On p251 of Bishop's machine learning book, the Hessian for least squares is derived (as a preliminary step to the outer product approximation):

$ E = \frac{1}{2} \sum_{n=1}^{N} \left(y_n - t_n\right)^2$

$H = \nabla \nabla E = \sum_{n=1}^{N} \nabla y_n \left(\nabla y_n\right)^T + \sum_{n=1}^{N} (y_n - t_n) \nabla \nabla y_n $

• Firstly, why is the Hessian not given by $\nabla \nabla ^T E$?
• Secondly, could someone please explain how the full expression for the Hessian is obtained?

Answer 1

Well, I think the use of the operator is applying $\nabla$ operator twice, one time and one time again on the function $E$. But ... It is often written confusingly as $\nabla^2$, and in this case is $\nabla\left(\nabla E\right)$. Or since $\nabla$ is a vector, $\nabla\nabla^T$ can work as a matrix operator on $E$, but you're just applying the $\nabla$ operator twice.
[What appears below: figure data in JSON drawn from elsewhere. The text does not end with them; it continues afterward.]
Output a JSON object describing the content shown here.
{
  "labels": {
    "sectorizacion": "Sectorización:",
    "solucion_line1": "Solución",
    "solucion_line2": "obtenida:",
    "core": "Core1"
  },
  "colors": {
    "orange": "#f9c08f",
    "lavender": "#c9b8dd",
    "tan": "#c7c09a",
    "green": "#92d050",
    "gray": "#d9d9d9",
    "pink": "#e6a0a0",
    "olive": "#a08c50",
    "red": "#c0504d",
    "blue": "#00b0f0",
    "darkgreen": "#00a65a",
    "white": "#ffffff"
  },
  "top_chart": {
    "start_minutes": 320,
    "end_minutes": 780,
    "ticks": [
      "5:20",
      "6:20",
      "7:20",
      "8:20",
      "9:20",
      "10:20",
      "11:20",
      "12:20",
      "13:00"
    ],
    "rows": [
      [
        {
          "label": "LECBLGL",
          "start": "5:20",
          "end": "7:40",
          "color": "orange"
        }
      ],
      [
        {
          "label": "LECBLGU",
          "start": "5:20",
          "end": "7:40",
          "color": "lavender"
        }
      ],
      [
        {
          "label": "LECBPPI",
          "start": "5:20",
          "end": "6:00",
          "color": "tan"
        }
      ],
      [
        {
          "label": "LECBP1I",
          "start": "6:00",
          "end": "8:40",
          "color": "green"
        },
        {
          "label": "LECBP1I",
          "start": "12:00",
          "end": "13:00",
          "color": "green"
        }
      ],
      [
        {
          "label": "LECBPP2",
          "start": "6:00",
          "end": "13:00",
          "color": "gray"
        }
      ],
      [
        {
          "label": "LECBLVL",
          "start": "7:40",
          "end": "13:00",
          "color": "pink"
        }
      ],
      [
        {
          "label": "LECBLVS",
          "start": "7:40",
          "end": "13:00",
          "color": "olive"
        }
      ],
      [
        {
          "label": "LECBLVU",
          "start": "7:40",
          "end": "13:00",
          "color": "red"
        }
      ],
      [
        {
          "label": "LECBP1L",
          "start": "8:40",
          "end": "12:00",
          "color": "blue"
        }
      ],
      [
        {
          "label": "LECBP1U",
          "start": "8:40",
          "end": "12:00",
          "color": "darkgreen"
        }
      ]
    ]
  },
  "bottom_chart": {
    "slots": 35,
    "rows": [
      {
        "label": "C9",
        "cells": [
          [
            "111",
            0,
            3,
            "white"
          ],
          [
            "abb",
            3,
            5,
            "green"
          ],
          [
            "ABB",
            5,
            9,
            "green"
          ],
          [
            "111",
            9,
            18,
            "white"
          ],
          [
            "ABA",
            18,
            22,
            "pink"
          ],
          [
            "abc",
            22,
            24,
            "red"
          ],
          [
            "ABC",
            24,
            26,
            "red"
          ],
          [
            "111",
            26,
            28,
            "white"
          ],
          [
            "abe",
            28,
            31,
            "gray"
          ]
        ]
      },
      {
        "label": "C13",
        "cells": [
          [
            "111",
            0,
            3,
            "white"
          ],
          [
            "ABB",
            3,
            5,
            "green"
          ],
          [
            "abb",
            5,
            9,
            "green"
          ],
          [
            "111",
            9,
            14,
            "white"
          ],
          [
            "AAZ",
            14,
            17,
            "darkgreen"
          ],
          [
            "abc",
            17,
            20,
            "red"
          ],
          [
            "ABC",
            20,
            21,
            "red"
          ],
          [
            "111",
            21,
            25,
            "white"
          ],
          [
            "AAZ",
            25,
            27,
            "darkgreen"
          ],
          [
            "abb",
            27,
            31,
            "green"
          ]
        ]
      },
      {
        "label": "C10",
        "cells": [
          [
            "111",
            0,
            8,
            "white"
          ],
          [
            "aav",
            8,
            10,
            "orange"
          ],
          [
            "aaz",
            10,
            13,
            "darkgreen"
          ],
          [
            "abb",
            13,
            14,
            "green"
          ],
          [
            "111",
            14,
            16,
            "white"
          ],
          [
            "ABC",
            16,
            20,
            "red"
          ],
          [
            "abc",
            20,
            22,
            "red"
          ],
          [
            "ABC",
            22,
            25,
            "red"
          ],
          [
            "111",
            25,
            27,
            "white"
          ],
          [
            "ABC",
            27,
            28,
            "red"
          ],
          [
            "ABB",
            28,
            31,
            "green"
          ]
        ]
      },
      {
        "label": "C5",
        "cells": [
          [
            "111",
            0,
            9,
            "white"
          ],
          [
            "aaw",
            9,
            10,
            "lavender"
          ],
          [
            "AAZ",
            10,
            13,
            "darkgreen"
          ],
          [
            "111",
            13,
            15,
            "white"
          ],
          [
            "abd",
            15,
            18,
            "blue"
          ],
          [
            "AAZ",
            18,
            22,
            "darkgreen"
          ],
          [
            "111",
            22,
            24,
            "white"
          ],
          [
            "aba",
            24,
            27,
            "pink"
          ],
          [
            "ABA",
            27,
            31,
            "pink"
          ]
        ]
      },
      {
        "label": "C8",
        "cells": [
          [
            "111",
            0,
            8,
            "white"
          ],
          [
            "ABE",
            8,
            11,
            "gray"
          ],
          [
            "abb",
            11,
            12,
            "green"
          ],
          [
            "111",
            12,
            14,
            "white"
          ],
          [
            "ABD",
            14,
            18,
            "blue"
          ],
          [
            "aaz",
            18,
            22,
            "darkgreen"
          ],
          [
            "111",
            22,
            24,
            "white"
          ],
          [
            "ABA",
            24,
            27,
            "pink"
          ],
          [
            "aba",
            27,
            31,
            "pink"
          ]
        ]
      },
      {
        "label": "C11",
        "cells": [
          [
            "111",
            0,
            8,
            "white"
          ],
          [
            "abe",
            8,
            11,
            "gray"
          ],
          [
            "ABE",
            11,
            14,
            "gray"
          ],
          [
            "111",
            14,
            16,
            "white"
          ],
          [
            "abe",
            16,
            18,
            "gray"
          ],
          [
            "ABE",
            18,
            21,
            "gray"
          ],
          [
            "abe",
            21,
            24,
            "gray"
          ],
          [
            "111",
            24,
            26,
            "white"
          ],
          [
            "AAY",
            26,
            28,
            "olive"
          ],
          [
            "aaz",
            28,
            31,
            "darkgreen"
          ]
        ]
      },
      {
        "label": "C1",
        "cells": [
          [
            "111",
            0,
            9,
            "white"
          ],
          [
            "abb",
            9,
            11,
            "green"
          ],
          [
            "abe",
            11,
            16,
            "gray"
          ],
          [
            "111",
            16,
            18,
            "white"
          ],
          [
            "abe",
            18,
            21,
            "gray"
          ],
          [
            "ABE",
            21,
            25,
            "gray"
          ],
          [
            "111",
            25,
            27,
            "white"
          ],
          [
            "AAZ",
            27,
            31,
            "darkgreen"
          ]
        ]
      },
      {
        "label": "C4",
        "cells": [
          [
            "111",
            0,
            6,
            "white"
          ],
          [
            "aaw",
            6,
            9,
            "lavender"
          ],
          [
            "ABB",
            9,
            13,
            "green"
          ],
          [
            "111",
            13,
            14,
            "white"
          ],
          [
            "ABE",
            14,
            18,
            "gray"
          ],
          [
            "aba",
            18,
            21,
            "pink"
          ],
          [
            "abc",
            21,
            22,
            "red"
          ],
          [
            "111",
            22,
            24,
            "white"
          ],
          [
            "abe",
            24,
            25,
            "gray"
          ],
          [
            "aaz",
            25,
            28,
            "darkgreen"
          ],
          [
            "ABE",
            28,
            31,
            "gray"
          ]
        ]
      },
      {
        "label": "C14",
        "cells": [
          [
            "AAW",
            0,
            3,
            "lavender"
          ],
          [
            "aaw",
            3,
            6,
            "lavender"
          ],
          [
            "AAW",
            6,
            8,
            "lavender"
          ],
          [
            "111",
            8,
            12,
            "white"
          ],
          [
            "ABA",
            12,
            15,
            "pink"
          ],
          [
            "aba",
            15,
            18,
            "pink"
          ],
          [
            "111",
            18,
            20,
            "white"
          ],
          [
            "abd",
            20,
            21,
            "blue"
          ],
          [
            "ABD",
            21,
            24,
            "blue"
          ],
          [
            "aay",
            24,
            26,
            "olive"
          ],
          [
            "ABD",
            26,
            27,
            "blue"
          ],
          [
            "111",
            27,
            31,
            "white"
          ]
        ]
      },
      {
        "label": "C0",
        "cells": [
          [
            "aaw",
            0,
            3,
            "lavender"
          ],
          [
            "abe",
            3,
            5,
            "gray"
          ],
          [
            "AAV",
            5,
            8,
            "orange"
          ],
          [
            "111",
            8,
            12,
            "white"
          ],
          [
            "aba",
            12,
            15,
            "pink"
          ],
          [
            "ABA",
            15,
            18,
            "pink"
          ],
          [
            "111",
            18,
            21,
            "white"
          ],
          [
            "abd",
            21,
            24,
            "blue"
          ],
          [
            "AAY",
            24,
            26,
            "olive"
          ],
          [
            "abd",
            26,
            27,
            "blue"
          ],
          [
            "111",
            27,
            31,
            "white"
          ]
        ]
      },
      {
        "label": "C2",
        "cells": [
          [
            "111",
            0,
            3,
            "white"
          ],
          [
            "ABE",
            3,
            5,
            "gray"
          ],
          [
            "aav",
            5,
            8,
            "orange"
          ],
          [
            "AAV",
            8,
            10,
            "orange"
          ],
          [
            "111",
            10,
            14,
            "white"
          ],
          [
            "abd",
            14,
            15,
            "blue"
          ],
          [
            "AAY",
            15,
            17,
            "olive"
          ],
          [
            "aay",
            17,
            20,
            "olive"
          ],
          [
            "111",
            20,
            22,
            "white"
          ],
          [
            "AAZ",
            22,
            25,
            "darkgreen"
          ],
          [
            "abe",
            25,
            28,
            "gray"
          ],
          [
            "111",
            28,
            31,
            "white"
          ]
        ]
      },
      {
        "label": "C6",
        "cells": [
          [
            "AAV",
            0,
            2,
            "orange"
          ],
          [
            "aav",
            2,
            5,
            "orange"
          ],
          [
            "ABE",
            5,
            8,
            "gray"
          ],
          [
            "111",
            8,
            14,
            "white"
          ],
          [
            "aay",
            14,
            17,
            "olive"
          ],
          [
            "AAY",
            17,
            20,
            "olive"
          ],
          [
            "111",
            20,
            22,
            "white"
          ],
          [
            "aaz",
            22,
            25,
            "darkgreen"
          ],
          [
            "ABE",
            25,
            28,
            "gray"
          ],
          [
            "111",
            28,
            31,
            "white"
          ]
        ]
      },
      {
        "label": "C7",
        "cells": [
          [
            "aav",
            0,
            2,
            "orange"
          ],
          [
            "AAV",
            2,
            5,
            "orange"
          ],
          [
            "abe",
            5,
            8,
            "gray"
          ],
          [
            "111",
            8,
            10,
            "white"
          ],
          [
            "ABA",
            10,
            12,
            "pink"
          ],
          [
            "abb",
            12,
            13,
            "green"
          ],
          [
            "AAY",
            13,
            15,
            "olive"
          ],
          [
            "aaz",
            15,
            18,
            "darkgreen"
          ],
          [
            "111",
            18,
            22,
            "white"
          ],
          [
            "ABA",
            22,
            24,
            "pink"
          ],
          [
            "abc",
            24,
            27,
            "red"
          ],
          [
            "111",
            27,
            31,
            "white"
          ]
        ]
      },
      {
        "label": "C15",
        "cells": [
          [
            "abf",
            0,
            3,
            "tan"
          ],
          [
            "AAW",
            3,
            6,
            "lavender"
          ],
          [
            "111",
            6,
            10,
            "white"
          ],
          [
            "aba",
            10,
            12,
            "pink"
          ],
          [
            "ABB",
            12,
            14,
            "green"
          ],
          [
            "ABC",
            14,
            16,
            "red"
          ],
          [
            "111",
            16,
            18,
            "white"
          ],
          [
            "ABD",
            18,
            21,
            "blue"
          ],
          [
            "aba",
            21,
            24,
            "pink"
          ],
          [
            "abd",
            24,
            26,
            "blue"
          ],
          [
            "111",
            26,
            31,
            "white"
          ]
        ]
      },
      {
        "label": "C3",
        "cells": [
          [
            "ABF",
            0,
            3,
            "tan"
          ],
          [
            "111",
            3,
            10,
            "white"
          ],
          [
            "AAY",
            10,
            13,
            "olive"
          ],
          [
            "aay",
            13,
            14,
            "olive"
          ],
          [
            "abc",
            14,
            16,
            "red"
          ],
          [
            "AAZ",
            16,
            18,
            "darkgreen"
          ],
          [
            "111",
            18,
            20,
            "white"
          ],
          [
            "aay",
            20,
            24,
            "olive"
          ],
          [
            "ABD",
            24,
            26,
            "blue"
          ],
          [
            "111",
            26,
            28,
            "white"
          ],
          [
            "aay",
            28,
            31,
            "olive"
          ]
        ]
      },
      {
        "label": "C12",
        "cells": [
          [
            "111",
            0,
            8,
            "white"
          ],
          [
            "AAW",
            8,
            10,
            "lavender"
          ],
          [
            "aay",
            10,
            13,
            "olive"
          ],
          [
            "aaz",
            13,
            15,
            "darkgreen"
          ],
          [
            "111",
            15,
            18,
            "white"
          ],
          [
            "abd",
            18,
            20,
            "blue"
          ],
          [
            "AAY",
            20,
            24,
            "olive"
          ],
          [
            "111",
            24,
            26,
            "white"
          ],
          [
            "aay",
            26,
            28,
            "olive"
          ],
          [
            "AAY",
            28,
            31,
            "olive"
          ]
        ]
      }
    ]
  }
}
For the expression, you have: \begin{align} H &= \nabla \left(\nabla E\right) = \nabla\left[\nabla \left(\frac 12 \sum_{n=1}^{N} (y_n - t_n)^2\right)\right]\\ &= \nabla \left(\sum_{n=1}^{N} (y_n - t_n) \nabla y_n \right)\\ &=\sum_{n=1}^{N} \nabla y_n \left(\nabla y_n \right) + \sum_{n=1}^{N} (y_n - t_n)\nabla \left(\nabla y_n\right) \end{align}

I still don't get why Bishop has the transpose in his latter printings.